The Current Landscape of Casinos in Hong Kong
As of today, the Hong Kong Jockey Club is still granted a monopoly on all forms of legal gambling, with some of the proceedings being funnelled back into the community. Most significantly, in 2015-2016, the club contributed over HKD 26 billion (USD 3.4 billion) to the Hong Kong community, making it one of the top ten charitable organisations in the world.
One of the key contributors to Hong Kong’s gambling industry is casino cruise ships, on which people are allowed to participate in such casino game activities as Poker, Blackjack, and various slot games, but only whilst the ship is not in Hong Kong territorial waters. An extremely popular pastime both locally and abroad, hundreds of locals and tourists alike gather aboard these ships throughout the year to try their hand at the latest casino games.
One of the most popular cruise ship casinos currently is the Fortunes Casino which is located on-board the Celebrity Millennium Cruise. The casino offers an array of sought-after games, including Blackjack, Roulette, and Poker, but is particularly popular among fans of slots. There are 2,015 slot games available on the ship, so for those considering a trip, we recommend you read this brilliant guide by esteemed gambling author John Grochowski on how to win at slots, as it may help you bring some money back to shore with you.
One thing worth noting is that the casino industry is highly regulated in Hong Kong, a city in which many forms of gambling are illegal, regardless of whether it’s taking place online or in physical venues. The Hong Kong law states that social games such as Mahjong, tile and dice games, and charitable lotteries are permitted in certain establishments, so long as they don’t derive income or promote gambling in any form.
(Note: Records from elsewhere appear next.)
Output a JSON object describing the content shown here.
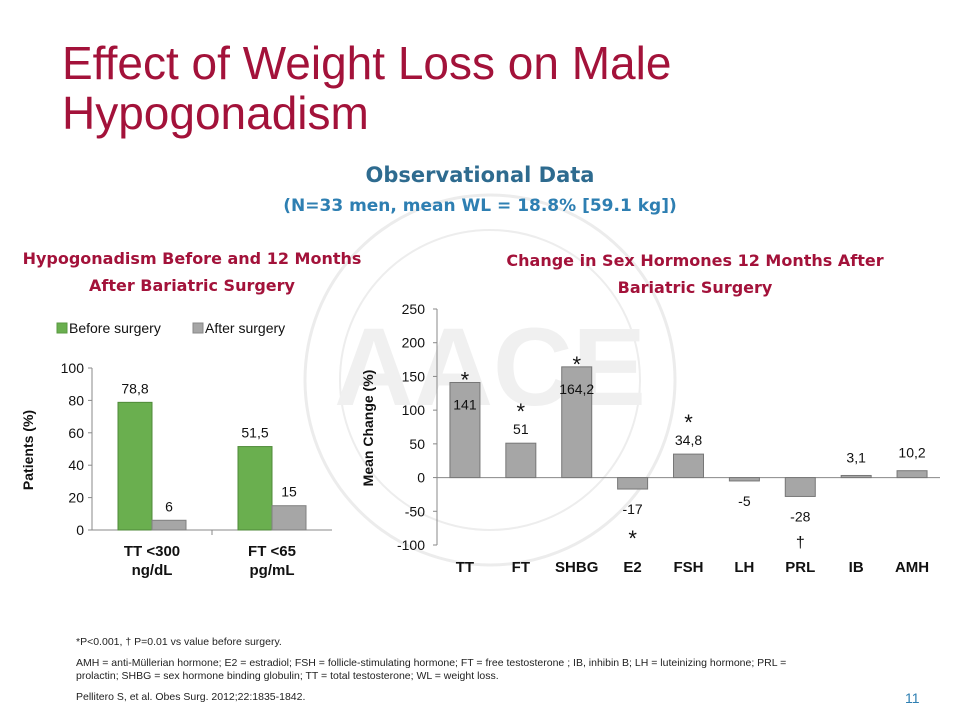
{
  "slide": {
    "title": "Effect of Weight Loss on Male Hypogonadism",
    "subtitle": "Observational Data",
    "subtitle2": "(N=33 men, mean WL = 18.8% [59.1 kg])",
    "page_number": "11",
    "colors": {
      "title": "#a3123a",
      "subtitle": "#2e6b8f",
      "before": "#6aaf4f",
      "after": "#a6a6a6",
      "bar2": "#a6a6a6"
    }
  },
  "footnotes": {
    "line1": "*P<0.001, † P=0.01 vs value before surgery.",
    "line2": "AMH = anti-Müllerian hormone; E2 = estradiol; FSH = follicle-stimulating hormone; FT = free testosterone ; IB, inhibin B; LH = luteinizing hormone; PRL = prolactin; SHBG = sex hormone binding globulin; TT = total testosterone; WL = weight loss.",
    "line3": "Pellitero S, et al. Obes Surg. 2012;22:1835-1842."
  },
  "chart_data": [
    {
      "type": "bar",
      "title": "Hypogonadism Before and 12 Months After Bariatric Surgery",
      "ylabel": "Patients (%)",
      "xlabel": "",
      "ylim": [
        0,
        100
      ],
      "yticks": [
        "100",
        "80",
        "60",
        "40",
        "20",
        "0"
      ],
      "legend_position": "top",
      "categories": [
        "TT <300 ng/dL",
        "FT <65 pg/mL"
      ],
      "category_lines": [
        [
          "TT <300",
          "ng/dL"
        ],
        [
          "FT <65",
          "pg/mL"
        ]
      ],
      "series": [
        {
          "name": "Before surgery",
          "values": [
            78.8,
            51.5
          ],
          "labels": [
            "78,8",
            "51,5"
          ]
        },
        {
          "name": "After surgery",
          "values": [
            6,
            15
          ],
          "labels": [
            "6",
            "15"
          ]
        }
      ]
    },
    {
      "type": "bar",
      "title": "Change in Sex Hormones 12 Months After Bariatric Surgery",
      "ylabel": "Mean Change (%)",
      "xlabel": "",
      "ylim": [
        -100,
        250
      ],
      "yticks": [
        "250",
        "200",
        "150",
        "100",
        "50",
        "0",
        "-50",
        "-100"
      ],
      "categories": [
        "TT",
        "FT",
        "SHBG",
        "E2",
        "FSH",
        "LH",
        "PRL",
        "IB",
        "AMH"
      ],
      "values": [
        141,
        51,
        164.2,
        -17,
        34.8,
        -5,
        -28,
        3.1,
        10.2
      ],
      "labels": [
        "141",
        "51",
        "164,2",
        "-17",
        "34,8",
        "-5",
        "-28",
        "3,1",
        "10,2"
      ],
      "significance": [
        "*",
        "*",
        "*",
        "*",
        "*",
        "",
        "†",
        "",
        ""
      ]
    }
  ]
}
One historical exception to this was poker. However, the situation changed in 2010 when local police began a crackdown on the game. Today, all unlawful forms of gambling can result in hefty fines with a maximum penalty of HKD 5 million (USD 0.6 million) and imprisonment of up to seven years.
Hong Kong versus Macau Casinos
Although both Hong Kong and Macau operate under the ‘one country, two systems’ system and are just a stone’s throw away from each other, with visitors being able to travel freely between the two regions on a one-hour ferry, the regions are vastly different from one another.
Macau, like Hong Kong, is an autonomous region in China that operates under its own government, with some input from Beijing. However, one of the key differences here is that Macau is financially dependent on the mainland for its survival. Collectively, mainland Chinese tourists spend vast amounts on gambling and subsequently, gaming-related taxes account for 80% of local government revenues, according to the US public policy think tank the Heritage Foundation.
Unlike Hong Kong where laws are much stricter, it seems that Macau offers a great escape to mainland citizens keen to participate in gambling-related activities. Statistics indicate that of the 25 million tourists that visited the region to place their bets in 2018, a staggering 70% of these people were from mainland China. This suggests that while the Hong Kong casino industry is surviving, Macau definitely seems to be leading the way.
Overall, it seems that while there are many challenges facing the casino industry in Hong Kong, there is still an ongoing battle to uphold the success that was first established during colonisation. While citizens may not be able to gamble as freely as they did during the colonial area, workarounds such as casinos onboard cruise ships seem to be transforming the Hong Kong casino scene and show potential for the future.